Even in the midst of the assassins' exultation, there are dissonances ..... The coldness of this universe is reinforced by Spielberg's uninflected storytelling. His tone is flat and his visual texture rough; the film is full of unobtrusive hand-held camerawork and quick zooms. The exceptions are the flashbacks to the Munich murders, the events revealed gradually, in fragments, through Avner's daydreams and nightmares. Those flashbacks accelerate—hurtling toward the actual Munich bloodbath—as ambivalence and then revulsion seep into the present action. The men Avner kills don't seem like monsters. They're presented as cranky poets and loving fathers and fierce idealists, and they regard their cause as righteous. (It is a powerful irony that the Palestinian who is said to be the Munich mastermind, who looks and acts like your garden-variety terrorist scumbag, is forever evading assassination.)
Is Munich an apology for Palestinian terrorists—for men and women who barbarously murder civilians? I don't consider a movie that assigns motives more complicated than pure evil to constitute an apology. The Israeli government and many conservative and pro-Israeli commentators have lambasted the film for naiveté, for implying that governments should never retaliate. But an expression of uncertainty and disgust is not the same as one of outright denunciation. What Munich does say—and what I find irrefutable—is that this shortsighted tit-for-tat can produce a kind of insanity, both individual and collective. As members of Avner's own team (played by a blond Daniel Craig, Ciarán Hinds, Mathieu Kassovitz, and Hanns Zischler) are picked off in chilling ways, his escalating paranoia—and his hunger for absolutes, for a "world of our fathers" that is long gone—transcends his time and place.

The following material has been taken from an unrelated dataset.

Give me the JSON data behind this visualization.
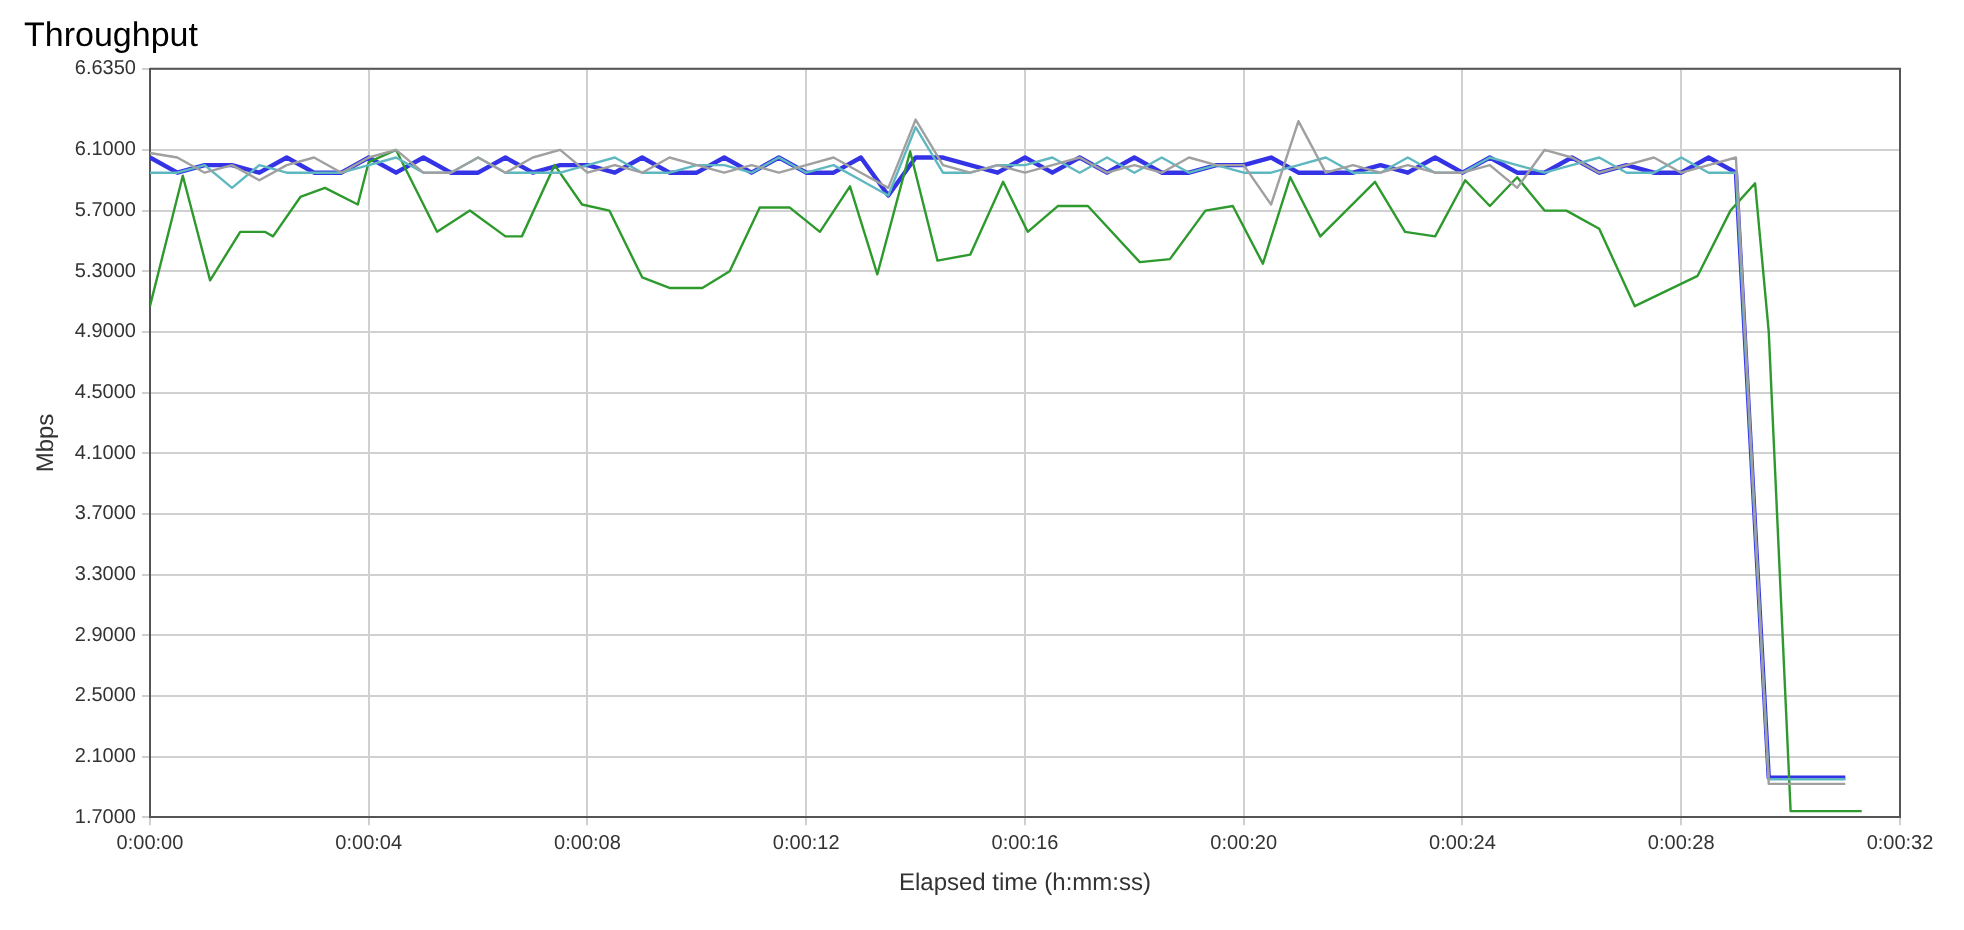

There are sequences in Munich that make you sick with fear, that are impossible to shake off—among them one in which a Palestinian professor's little daughter is on the verge of answering a booby-trapped telephone. Most horrible of all is the movie's one pure vengeance killing, which is among the most appalling things I've ever seen. We want that revenge—we want it fiercely. But it's staged with such ugliness—as a sexual violation—that we choke on it.
Munich reinforces the idea that—great Miltonian allegories notwithstanding—the notion of evil has become profoundly maladaptive. Today, saying our enemy is "evil" is like saying a preventable tragedy is "God's will": It's a way of letting ourselves off the hook for crimes committed in our name. Not incidentally, it's also a way for our enemies to let themselves off the hook.
Munich has been regarded in some quarters as an affront: How does Spielberg have the audacity to make a commercial thriller that questions the very concept of retaliation? And while we're on the subject, how does he have the audacity to make a sci-fi picture like War of the Worlds, which uses a Martian invasion to evoke the trauma of 9/11?
Well, it's too bad we don't have more mainstream narrative filmmakers with that kind of audacity. Munich is the most potent, the most vital, the best movie of the year.